Since the pandemic, the life insurance industry has taken significant steps to improve both awareness and access to coverage. Heslin states, “The pandemic showed the need for the product, and the industry responded by creating a more tempting process.” One of the biggest shifts has been the rise of accelerated underwriting, which simplifies the buying process. 

Instead of a long series of medical exams and mountains of paperwork, many companies now use online health screenings and data to approve policies quickly — sometimes within 24 hours. Heslin emphasizes that this streamlined process is a win-win for both consumers and insurers, cutting down on time and hassle while making life insurance more accessible and appealing.
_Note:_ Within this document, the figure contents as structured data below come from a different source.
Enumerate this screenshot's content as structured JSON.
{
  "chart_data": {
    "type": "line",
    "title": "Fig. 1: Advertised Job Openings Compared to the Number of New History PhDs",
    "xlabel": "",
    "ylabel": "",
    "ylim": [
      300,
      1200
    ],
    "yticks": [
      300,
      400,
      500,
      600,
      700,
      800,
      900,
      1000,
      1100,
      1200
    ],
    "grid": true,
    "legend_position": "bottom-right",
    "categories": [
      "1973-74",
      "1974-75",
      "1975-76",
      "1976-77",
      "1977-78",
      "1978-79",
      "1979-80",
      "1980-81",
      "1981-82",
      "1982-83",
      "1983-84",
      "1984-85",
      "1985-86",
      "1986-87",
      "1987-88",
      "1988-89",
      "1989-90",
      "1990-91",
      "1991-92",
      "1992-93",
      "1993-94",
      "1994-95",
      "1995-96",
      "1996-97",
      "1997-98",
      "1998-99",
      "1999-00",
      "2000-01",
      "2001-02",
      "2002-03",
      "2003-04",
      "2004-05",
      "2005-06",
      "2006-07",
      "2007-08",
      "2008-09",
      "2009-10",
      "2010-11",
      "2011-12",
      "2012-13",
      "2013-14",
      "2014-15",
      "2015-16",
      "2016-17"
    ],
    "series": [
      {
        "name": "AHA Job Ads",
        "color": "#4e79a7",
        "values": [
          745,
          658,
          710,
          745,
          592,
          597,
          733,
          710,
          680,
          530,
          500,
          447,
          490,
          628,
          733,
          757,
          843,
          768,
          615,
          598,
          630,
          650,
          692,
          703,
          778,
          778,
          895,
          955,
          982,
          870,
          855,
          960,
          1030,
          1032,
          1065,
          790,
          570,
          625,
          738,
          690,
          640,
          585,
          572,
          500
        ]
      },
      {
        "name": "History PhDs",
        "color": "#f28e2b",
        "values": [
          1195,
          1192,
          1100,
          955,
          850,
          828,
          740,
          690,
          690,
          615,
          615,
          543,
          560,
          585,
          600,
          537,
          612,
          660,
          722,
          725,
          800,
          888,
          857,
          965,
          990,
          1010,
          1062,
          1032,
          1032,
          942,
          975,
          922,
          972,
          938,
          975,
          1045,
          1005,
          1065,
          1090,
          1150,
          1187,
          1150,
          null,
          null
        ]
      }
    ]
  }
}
At the same time, companies like Corebridge Financial are focusing on educational outreach to close the knowledge gap and clear up confusion about life insurance options. Heslin highlights how important it is to help potential buyers understand that affordable term policies can be flexible and tailored to individual needs. The goal is to move away from the idea that life insurance is a “one-size-fits-all” product and show consumers how their coverage can evolve alongside their life stages.

Frequently asked questions

  • The least expensive type of life insurance is usually term life insurance. It provides coverage for a specific period — often 10, 20 or 30 years — and is typically much cheaper than permanent policies like whole or universal life.

  • You can buy life insurance through insurance companies, independent agents, brokers or financial advisors. It’s a good idea to shop around and compare quotes from different providers to find the best deal.

  • Yes, it’s possible to over-insure yourself. Life insurance should be enough to cover your outstanding debts, provide for your dependents and replace lost income, but anything beyond that might be unnecessary. Heslin recommends working with a financial professional to ensure your coverage fits your actual needs without stretching your budget.